US Personal Income Rises 0.4% in May

WASHINGTON (MNI) -- The U.S. May personal income is flashing caution and the latest weekly unemployment claims data are steady.

May personal income posted +0.4%, personal consumption expenditures +0.2%, and core PCE prices +0.2% for +1.5% over-the-year in their biggest gain since February 2013.

Real PCE fell 0.1% after -0.2% in April as levels were revised lower. So Q2 consumption growth is running under +2% in a very modest gain that could lower GDP estimates. This suggests a still cautious consumer.

Real spending on durables jumped 1.0% in May, led by autos, which accounted for more than half the increase. Real spending on nondurables and services fell.

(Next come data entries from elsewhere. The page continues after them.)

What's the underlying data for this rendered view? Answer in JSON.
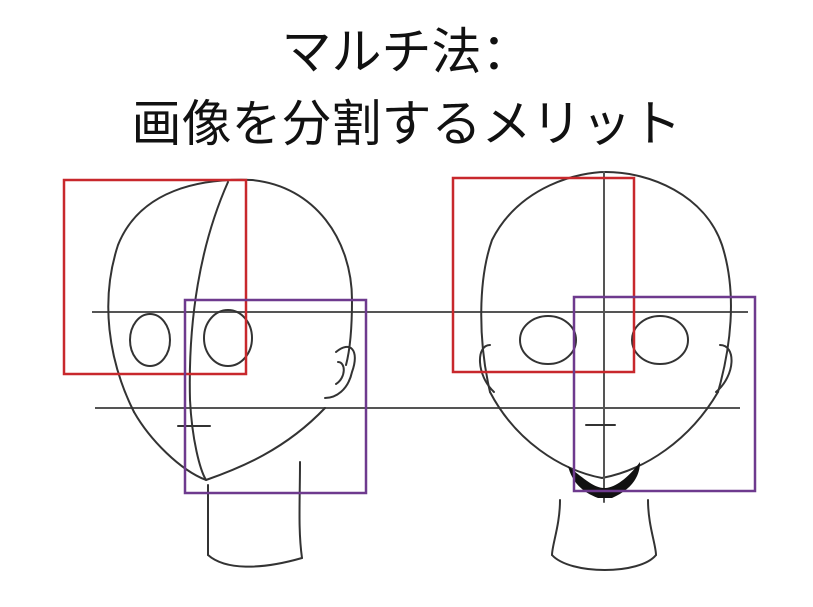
{
  "title": {
    "line1": "マルチ法：",
    "line2": "画像を分割するメリット"
  },
  "colors": {
    "text": "#111111",
    "sketch_line": "#333333",
    "guide_line": "#555555",
    "box_upper": "#c8282c",
    "box_lower": "#6e3a8e"
  },
  "figures": [
    {
      "name": "three-quarter-view-head",
      "boxes": [
        "red-box",
        "purple-box"
      ]
    },
    {
      "name": "front-view-head",
      "boxes": [
        "red-box",
        "purple-box"
      ]
    }
  ]
}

Private wages advanced $27.8 billion in May after +$17.9 billion in April. Most of the jump was in goods-producing manufacturing payrolls.

Wage supplements, proprietors' income, rents, income receipts, and transfers all gained, suggesting a healthy environment, at least for the owners of assets.

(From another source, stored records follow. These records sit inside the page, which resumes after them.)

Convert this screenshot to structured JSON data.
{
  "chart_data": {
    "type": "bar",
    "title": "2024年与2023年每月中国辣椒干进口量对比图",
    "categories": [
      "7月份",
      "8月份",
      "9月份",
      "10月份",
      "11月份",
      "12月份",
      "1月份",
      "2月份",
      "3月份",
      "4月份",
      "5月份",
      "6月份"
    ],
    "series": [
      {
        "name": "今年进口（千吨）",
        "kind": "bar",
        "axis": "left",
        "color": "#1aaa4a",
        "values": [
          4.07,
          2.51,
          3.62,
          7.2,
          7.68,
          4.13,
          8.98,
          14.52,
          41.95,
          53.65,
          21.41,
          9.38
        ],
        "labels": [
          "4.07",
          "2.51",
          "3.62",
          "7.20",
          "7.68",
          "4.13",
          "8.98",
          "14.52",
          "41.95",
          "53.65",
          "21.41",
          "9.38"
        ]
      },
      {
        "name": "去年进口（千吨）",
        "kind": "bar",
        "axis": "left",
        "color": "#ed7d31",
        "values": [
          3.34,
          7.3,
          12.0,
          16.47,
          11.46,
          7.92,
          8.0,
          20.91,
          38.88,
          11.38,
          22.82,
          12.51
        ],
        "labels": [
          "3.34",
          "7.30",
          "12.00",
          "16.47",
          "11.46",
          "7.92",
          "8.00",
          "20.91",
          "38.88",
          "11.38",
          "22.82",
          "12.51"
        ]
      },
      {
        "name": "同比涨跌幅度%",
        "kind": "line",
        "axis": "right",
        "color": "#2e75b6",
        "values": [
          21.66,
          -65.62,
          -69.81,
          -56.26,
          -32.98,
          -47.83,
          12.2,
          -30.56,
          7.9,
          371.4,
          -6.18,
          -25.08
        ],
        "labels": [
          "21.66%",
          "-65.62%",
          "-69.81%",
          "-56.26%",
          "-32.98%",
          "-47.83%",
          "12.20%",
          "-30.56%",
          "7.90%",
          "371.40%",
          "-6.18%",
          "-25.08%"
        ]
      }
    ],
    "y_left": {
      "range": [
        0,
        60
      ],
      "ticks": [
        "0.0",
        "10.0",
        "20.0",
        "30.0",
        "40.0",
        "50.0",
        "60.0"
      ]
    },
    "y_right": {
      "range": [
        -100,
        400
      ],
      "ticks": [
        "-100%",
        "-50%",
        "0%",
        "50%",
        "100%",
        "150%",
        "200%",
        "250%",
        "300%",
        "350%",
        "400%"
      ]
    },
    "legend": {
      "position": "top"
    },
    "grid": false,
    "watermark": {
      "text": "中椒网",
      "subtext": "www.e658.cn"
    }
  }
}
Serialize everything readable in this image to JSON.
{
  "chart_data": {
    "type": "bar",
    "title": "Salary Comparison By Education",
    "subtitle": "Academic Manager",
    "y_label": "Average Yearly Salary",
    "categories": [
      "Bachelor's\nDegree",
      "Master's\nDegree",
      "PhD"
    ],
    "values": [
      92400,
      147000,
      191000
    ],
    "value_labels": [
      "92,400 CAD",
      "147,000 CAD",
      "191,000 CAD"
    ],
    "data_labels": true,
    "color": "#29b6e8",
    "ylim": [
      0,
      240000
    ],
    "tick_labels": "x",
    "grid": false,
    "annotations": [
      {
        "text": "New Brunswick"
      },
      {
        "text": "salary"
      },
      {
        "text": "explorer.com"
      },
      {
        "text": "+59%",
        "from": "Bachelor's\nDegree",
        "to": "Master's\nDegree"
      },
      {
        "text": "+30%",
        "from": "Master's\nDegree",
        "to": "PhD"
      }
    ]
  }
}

But savings jumped to more than $620 billion, putting the saving rate at 1.5%, its best since winter 2013. This also had the effect of impeding spending.

Annual revisions to the personal income data will be released on in the next report on August 1.

In a separate report, initial unemployment claims were down 2,000 to 312,000 in the June 21 week, in a steady state. Claims are in theirfifth week lower, showing the labor market is doing better.

There were no special factors, the Labor Department said.

Continuing claims rose 12,000 to 2.571 million in the June 14 week, but are down from 2.623 million in mid-May. These have been on a steady decline for the last year, reflecting an improved labor market and the expiration of extended benefit programs.